Other data on Thursday showed a drop in the number of Americans filing new applications for unemployment benefits last week, pointing to a further tightening in the labor market.
The fairly upbeat data came a day after the Federal Reserve raised interest rates for the third time since the 2008 financial crisis. Fed Chair Janet Yellen told reporters that the U.S. central bank was sending a message that "we have confidence in the robustness of the economy and its resilience to shocks."
Housing starts increased 3.0 percent to a seasonally adjusted annual rate of 1.29 million units last month, the Commerce Department said. Economists had forecast groundbreaking activity rising to a rate of 1.26 million units.
Home building was up 6.2 percent compared to February 2016.

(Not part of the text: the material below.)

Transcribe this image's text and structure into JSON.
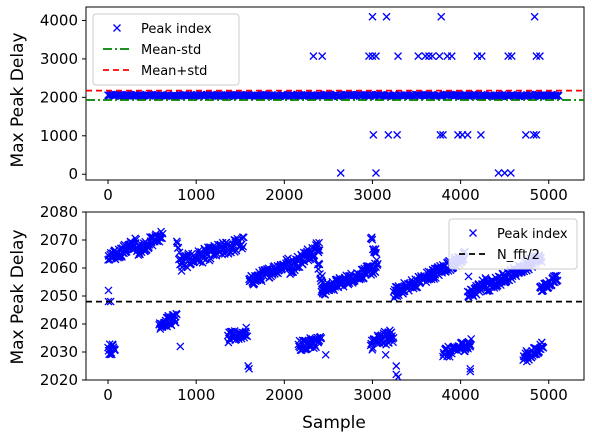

Single-family home building, which accounts for the largest share of the residential housing market, surged 6.5 percent to a pace of 872,000 units last month, the highest level since October 2007. Single-family starts rose in the West, Northeast and Midwest, but fell in the South.
Starts for the volatile multi-family housing segment fell 3.7 percent to a pace of 416,000 units.
A robust labor market is supporting the housing market, helping it to buck weakness in other parts of the economy.